"I see it all, as plain as day," said Ned to me, as we walked away. "Fay has gone off to make a lot of money by what father would call an outside speculation, and left us to dig away at the work in the office."
"Perhaps he'll go shares with us," said I.
"No, he won't," said Ned. "But I have an idea. I think I can take a hand in that speculation."
"How will you do it?"
"I'll offer Fay and Monkey a hundred dollars for their fish, if they catch it. That'll seem such a big price, they'll be sure to take it. And then I'll sell it for two hundred, as Jack says. So I'll make as much money as both of them together. And I must give Jack a handsome present for telling me about it."
"That seems to be a good plan," said I. "And I hope they'll catch two, so that I can buy one and speculate on it. But, then," I added, sorrowfully, "I haven't the hundred dollars to pay for it, and there's no Aunt Mercy in our family, and we don't live on the Bowl System."
"Never mind," said Ned, in a comforting tone. "Perhaps you'll inherit a big fortune from some old grandmother you never heard of, till she died and they ripped open her bed-tick and let the gold tumble out. Lots of people do."

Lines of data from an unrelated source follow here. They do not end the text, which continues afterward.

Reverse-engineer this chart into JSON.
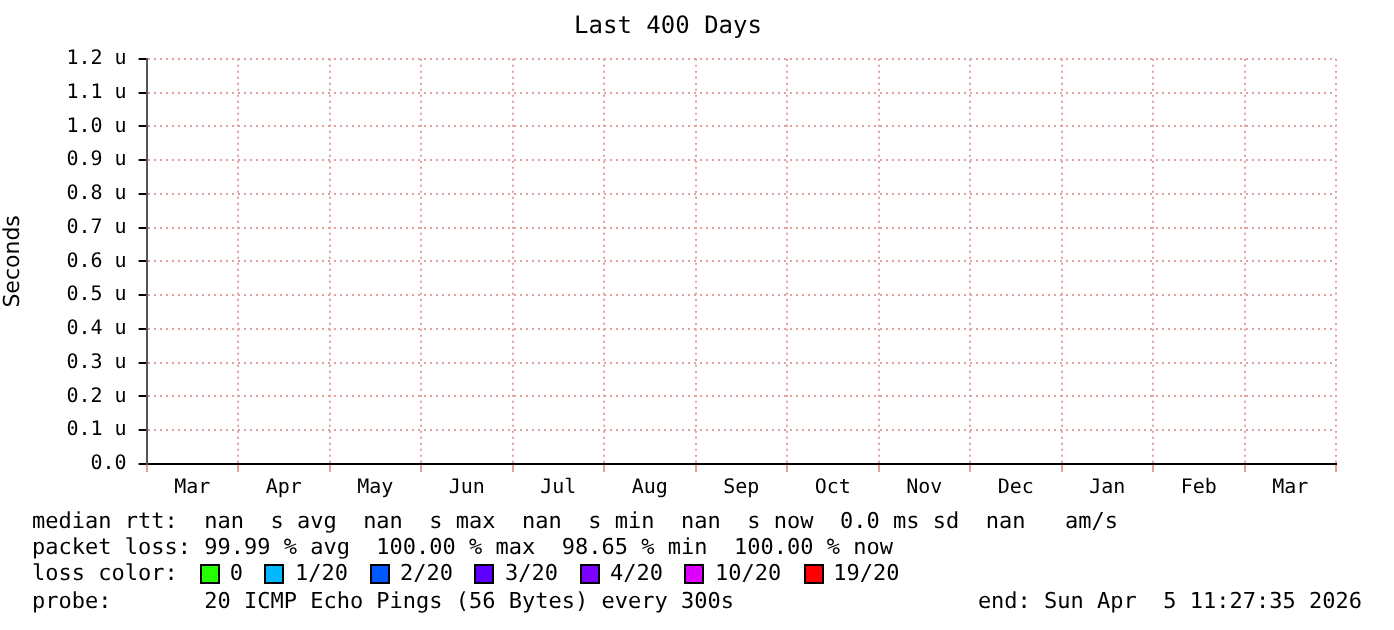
{
  "chart_data": {
    "type": "line",
    "title": "Last 400 Days",
    "ylabel": "Seconds",
    "categories": [
      "Mar",
      "Apr",
      "May",
      "Jun",
      "Jul",
      "Aug",
      "Sep",
      "Oct",
      "Nov",
      "Dec",
      "Jan",
      "Feb",
      "Mar"
    ],
    "series": [
      {
        "name": "0",
        "color": "#26ff00",
        "values": [
          null,
          null,
          null,
          null,
          null,
          null,
          null,
          null,
          null,
          null,
          null,
          null,
          null
        ]
      },
      {
        "name": "1/20",
        "color": "#00b8ff",
        "values": [
          null,
          null,
          null,
          null,
          null,
          null,
          null,
          null,
          null,
          null,
          null,
          null,
          null
        ]
      },
      {
        "name": "2/20",
        "color": "#0059ff",
        "values": [
          null,
          null,
          null,
          null,
          null,
          null,
          null,
          null,
          null,
          null,
          null,
          null,
          null
        ]
      },
      {
        "name": "3/20",
        "color": "#5e00ff",
        "values": [
          null,
          null,
          null,
          null,
          null,
          null,
          null,
          null,
          null,
          null,
          null,
          null,
          null
        ]
      },
      {
        "name": "4/20",
        "color": "#7e00ff",
        "values": [
          null,
          null,
          null,
          null,
          null,
          null,
          null,
          null,
          null,
          null,
          null,
          null,
          null
        ]
      },
      {
        "name": "10/20",
        "color": "#dd00ff",
        "values": [
          null,
          null,
          null,
          null,
          null,
          null,
          null,
          null,
          null,
          null,
          null,
          null,
          null
        ]
      },
      {
        "name": "19/20",
        "color": "#ff0000",
        "values": [
          null,
          null,
          null,
          null,
          null,
          null,
          null,
          null,
          null,
          null,
          null,
          null,
          null
        ]
      }
    ],
    "legend": "bottom",
    "legend_title": "loss color:",
    "ylim": [
      0,
      1.2
    ],
    "yticks": [
      {
        "value": 0,
        "label": "0.0"
      },
      {
        "value": 0.1,
        "label": "0.1 u"
      },
      {
        "value": 0.2,
        "label": "0.2 u"
      },
      {
        "value": 0.3,
        "label": "0.3 u"
      },
      {
        "value": 0.4,
        "label": "0.4 u"
      },
      {
        "value": 0.5,
        "label": "0.5 u"
      },
      {
        "value": 0.6,
        "label": "0.6 u"
      },
      {
        "value": 0.7,
        "label": "0.7 u"
      },
      {
        "value": 0.8,
        "label": "0.8 u"
      },
      {
        "value": 0.9,
        "label": "0.9 u"
      },
      {
        "value": 1.0,
        "label": "1.0 u"
      },
      {
        "value": 1.1,
        "label": "1.1 u"
      },
      {
        "value": 1.2,
        "label": "1.2 u"
      }
    ],
    "grid": true,
    "annotations": [
      "median rtt:  nan  s avg  nan  s max  nan  s min  nan  s now  0.0 ms sd  nan   am/s",
      "packet loss: 99.99 % avg  100.00 % max  98.65 % min  100.00 % now",
      "probe:       20 ICMP Echo Pings (56 Bytes) every 300s",
      "end: Sun Apr  5 11:27:35 2026"
    ]
  }
}
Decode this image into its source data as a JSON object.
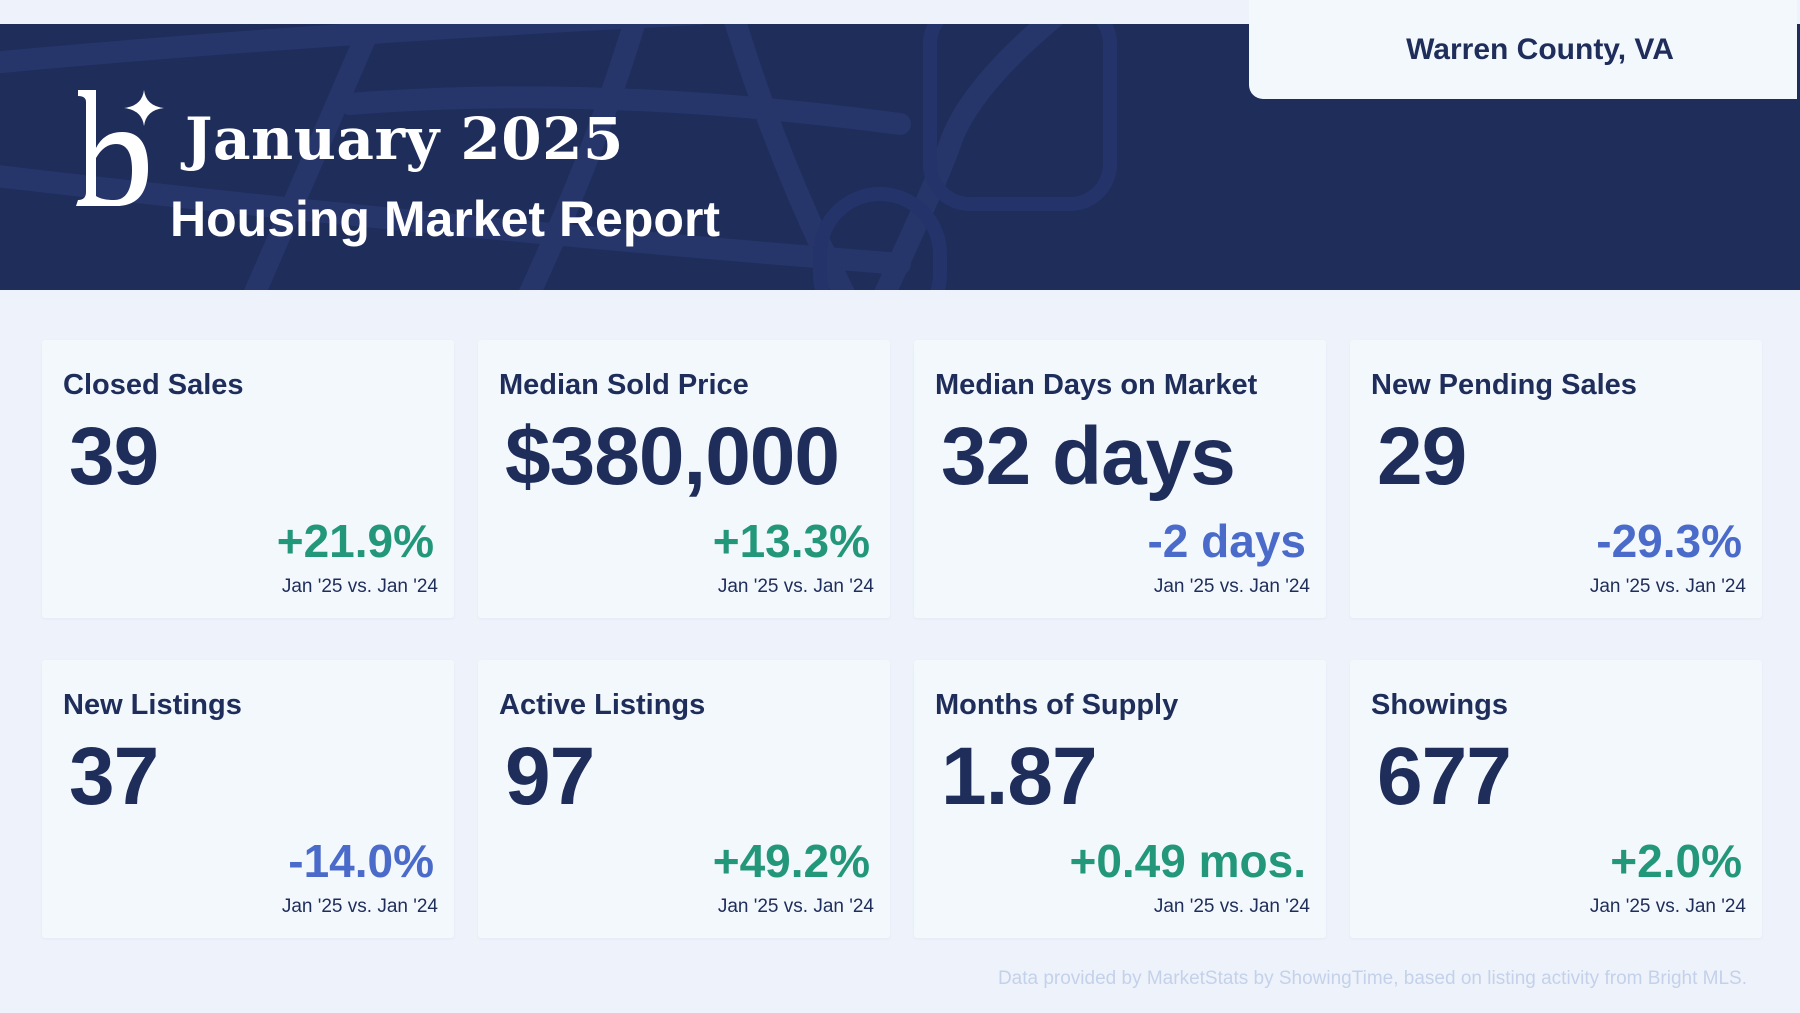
{
  "header": {
    "title": "January 2025",
    "subtitle": "Housing Market Report",
    "location": "Warren County, VA",
    "background_color": "#1e2d5a",
    "logo_icon": "brand-b-sparkle-logo"
  },
  "cards": [
    {
      "label": "Closed Sales",
      "value": "39",
      "change": "+21.9%",
      "trend": "positive",
      "comparison": "Jan '25 vs. Jan '24"
    },
    {
      "label": "Median Sold Price",
      "value": "$380,000",
      "change": "+13.3%",
      "trend": "positive",
      "comparison": "Jan '25 vs. Jan '24"
    },
    {
      "label": "Median Days on Market",
      "value": "32 days",
      "change": "-2 days",
      "trend": "negative",
      "comparison": "Jan '25 vs. Jan '24"
    },
    {
      "label": "New Pending Sales",
      "value": "29",
      "change": "-29.3%",
      "trend": "negative",
      "comparison": "Jan '25 vs. Jan '24"
    },
    {
      "label": "New Listings",
      "value": "37",
      "change": "-14.0%",
      "trend": "negative",
      "comparison": "Jan '25 vs. Jan '24"
    },
    {
      "label": "Active Listings",
      "value": "97",
      "change": "+49.2%",
      "trend": "positive",
      "comparison": "Jan '25 vs. Jan '24"
    },
    {
      "label": "Months of Supply",
      "value": "1.87",
      "change": "+0.49 mos.",
      "trend": "positive",
      "comparison": "Jan '25 vs. Jan '24"
    },
    {
      "label": "Showings",
      "value": "677",
      "change": "+2.0%",
      "trend": "positive",
      "comparison": "Jan '25 vs. Jan '24"
    }
  ],
  "colors": {
    "positive": "#23977a",
    "negative": "#4a6bc9",
    "text_dark": "#1e2d5a"
  },
  "footer": {
    "source": "Data provided by MarketStats by ShowingTime, based on listing activity from Bright MLS."
  }
}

As we arrived home, we saw Phaeton and Monkey coming by the postern with half a dozen hoops—that is to say, half a dozen long, thin strips of ash, which would have been hoops after the cooper had bent them into circles and fastened the ends together.
"That's poor stuff to make fish-poles," said Ned, in a whisper; "but don't let them know that we know what they're up to."
They brought them into the office, got some other pieces of wood, and went to work constructing a light frame about ten feet long, three feet high at the highest part, and a foot wide—like that shown in the engraving.